The idea of sharing information and the public engagement of things—the downside of it is that it’s all data collection that is has being fed into the algorithm that is being used against us perhaps, but not to take away from the sharing of vital information and experiences. There is a big difference now, returning to the public sphere, in terms of the internet, virtual or digital versus actual humans around each other, breathing on each other’s neck and the smell of humans in a room together, is completely different. So these are two important differences, that each have their strengths and their weaknesses. What I do feel also about the political side of getting together as humans protesting – even there is obvious power in it-, is that a lot of times it’s a ‘primal scream group therapy’, that’s what I’ve been calling it. I’ve been involved in protests going back years and it kind of felt like that. It makes everybody feel really good, doing something, screaming their guts out, getting it all out and then at the end of the day, what does it really change? It has shown to change things sometimes, but probably the percentage is higher in favor of it not changing things in the way people want.

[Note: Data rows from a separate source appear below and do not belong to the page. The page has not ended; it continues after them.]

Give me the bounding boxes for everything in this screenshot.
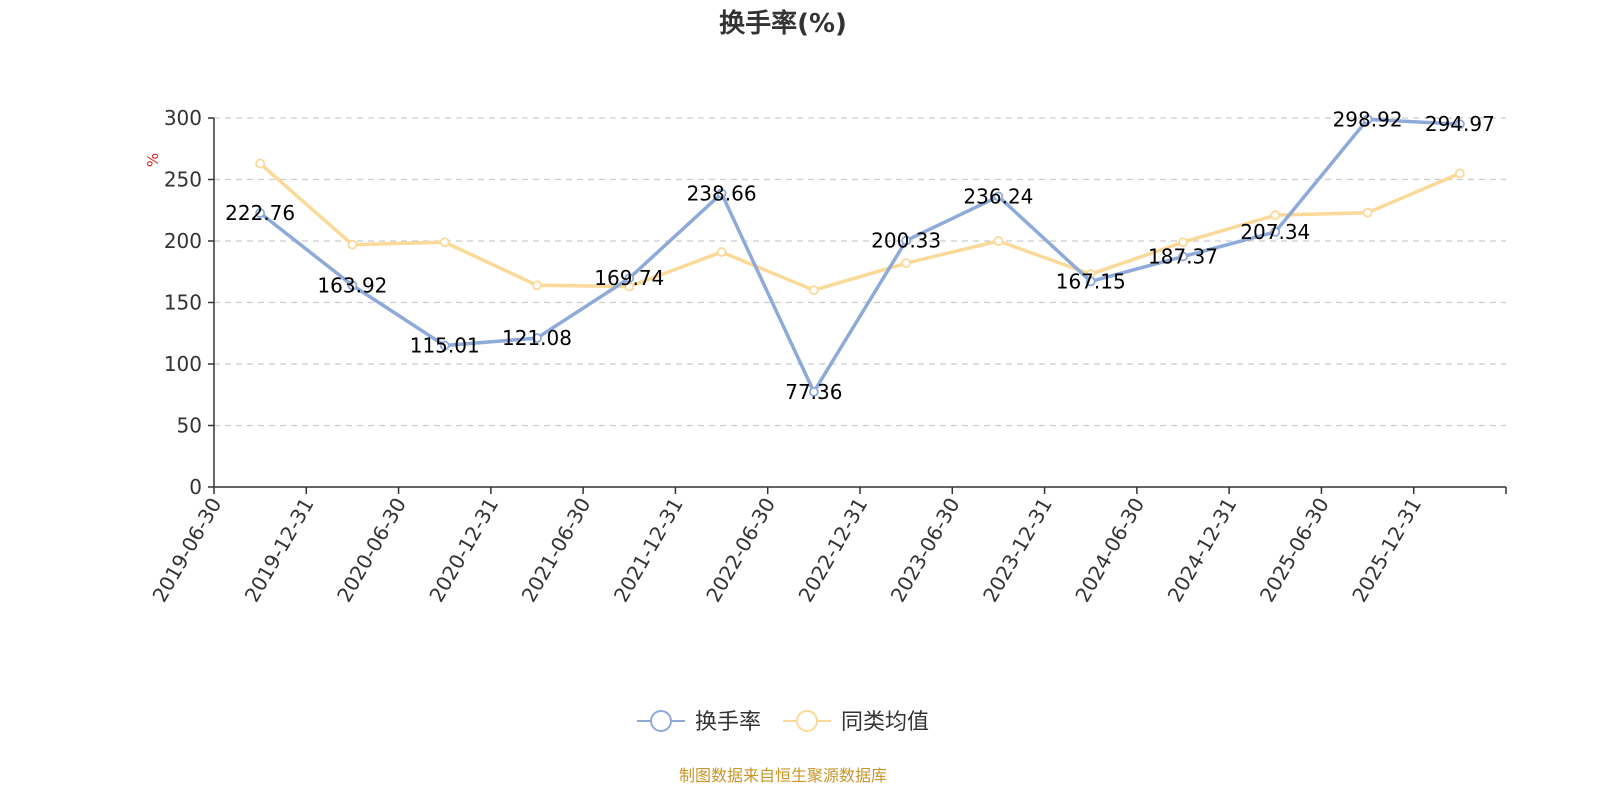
series-0-point <box>1178 251 1188 262</box>
chart-title: 换手率(%) <box>719 8 847 39</box>
data-label: 294.97 <box>1425 112 1495 136</box>
series-0-point <box>1085 276 1096 287</box>
series-0-point <box>1454 119 1465 130</box>
data-label: 77.36 <box>785 380 842 404</box>
data-label: 187.37 <box>1148 245 1218 269</box>
x-tick-label: 2019-06-30 <box>147 494 226 607</box>
data-source-note: 制图数据来自恒生聚源数据库 <box>679 766 887 785</box>
x-tick-label: 2024-06-30 <box>1070 494 1149 607</box>
x-tick-label: 2020-12-31 <box>424 494 503 607</box>
data-label: 238.66 <box>687 181 757 205</box>
series-0-point <box>255 208 266 218</box>
x-tick-label: 2023-12-31 <box>978 494 1057 607</box>
series-1-point <box>993 236 1004 246</box>
legend: 换手率 同类均值 <box>637 710 929 735</box>
data-label: 207.34 <box>1240 220 1310 244</box>
series-1-point <box>1362 207 1373 218</box>
legend-circle-icon <box>796 710 818 732</box>
series-0-point <box>1270 227 1281 237</box>
y-tick-label: 200 <box>164 229 202 253</box>
legend-item-label: 换手率 <box>695 710 761 735</box>
series-layer <box>255 114 1465 397</box>
data-label: 163.92 <box>317 273 387 297</box>
series-1-point <box>439 237 450 248</box>
x-tick-label: 2025-12-31 <box>1347 494 1426 607</box>
series-0-point <box>347 280 358 291</box>
y-tick-label: 300 <box>164 106 202 130</box>
series-1-point <box>1178 237 1188 248</box>
data-label: 222.76 <box>225 201 295 225</box>
data-label: 200.33 <box>871 229 941 253</box>
series-0-point <box>532 333 542 343</box>
data-label: 236.24 <box>963 184 1033 208</box>
series-0-point <box>1362 114 1373 125</box>
series-1-point <box>532 280 542 291</box>
y-axis-unit-label: % <box>144 153 162 167</box>
legend-circle-icon <box>650 710 672 732</box>
series-1-point <box>1270 210 1281 221</box>
grid-lines <box>214 117 1506 427</box>
series-1-point <box>347 239 358 250</box>
x-tick-label: 2022-12-31 <box>793 494 872 607</box>
series-0-point <box>439 340 450 351</box>
series-0-point <box>716 188 727 199</box>
x-tick-label: 2023-06-30 <box>886 494 965 607</box>
legend-item-label: 同类均值 <box>841 710 929 735</box>
x-tick-label: 2019-12-31 <box>240 494 319 607</box>
series-0-point <box>901 235 912 246</box>
data-label: 169.74 <box>594 266 664 290</box>
series-0-point <box>993 191 1004 202</box>
x-tick-label: 2021-12-31 <box>609 494 688 607</box>
x-tick-label: 2024-12-31 <box>1163 494 1242 607</box>
y-tick-label: 150 <box>164 291 202 315</box>
y-tick-label: 50 <box>177 414 202 438</box>
series-1-point <box>808 285 819 296</box>
series-0-point <box>624 273 635 284</box>
y-tick-label: 250 <box>164 168 202 192</box>
y-tick-label: 100 <box>164 352 202 376</box>
series-1-point <box>1454 168 1465 179</box>
series-0-point <box>808 386 819 397</box>
x-tick-label: 2020-06-30 <box>332 494 411 607</box>
data-label: 298.92 <box>1333 107 1403 131</box>
x-tick-label: 2022-06-30 <box>701 494 780 607</box>
data-label: 115.01 <box>410 334 480 358</box>
data-label: 121.08 <box>502 326 572 350</box>
data-label: 167.15 <box>1056 269 1126 293</box>
y-tick-label: 0 <box>189 475 202 499</box>
series-1-point <box>255 158 266 169</box>
x-tick-label: 2025-06-30 <box>1255 494 1334 607</box>
series-line-0 <box>258 117 1462 394</box>
x-tick-label: 2021-06-30 <box>517 494 596 607</box>
series-line-1 <box>258 161 1462 292</box>
series-1-point <box>901 258 912 269</box>
series-1-point <box>716 247 727 257</box>
data-labels: 222.76 163.92 115.01 121.08 169.74 238.66 77.3… <box>225 107 1495 404</box>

What I do, going back to the artistic process, is also being aware that every moment, every year, every month, there is a new upgrade of technology or simply a new way of communicating. We always have to be creative about how we communicate, how are we going to get our ideas in our art out there. I’m a completely underground independent artist. I don’t have these platforms of agents, or viral, or media, or whatever, it’s all DIY. Like I said I see it as seeds, that I send out as pollens and there’s something a little bit maybe even secretive about it. I also feel like in terms of the political connection, what I’m realizing more and more is that there is ‘no political solution without spiritual resolution’ . Meaning that the real change begins in each person’s mind and deeper than that, in each person’s soul. Without the revolution in the interior lives, very deeply inside, it’s pretty pointless, we are just going to be repeating the same crap over and over again. “Perhaps, as some venture capitalists venture, reducing our lifestyles will not save the planet, but it could save the soul without the integrity of which any new revolutionary technology is doomed”.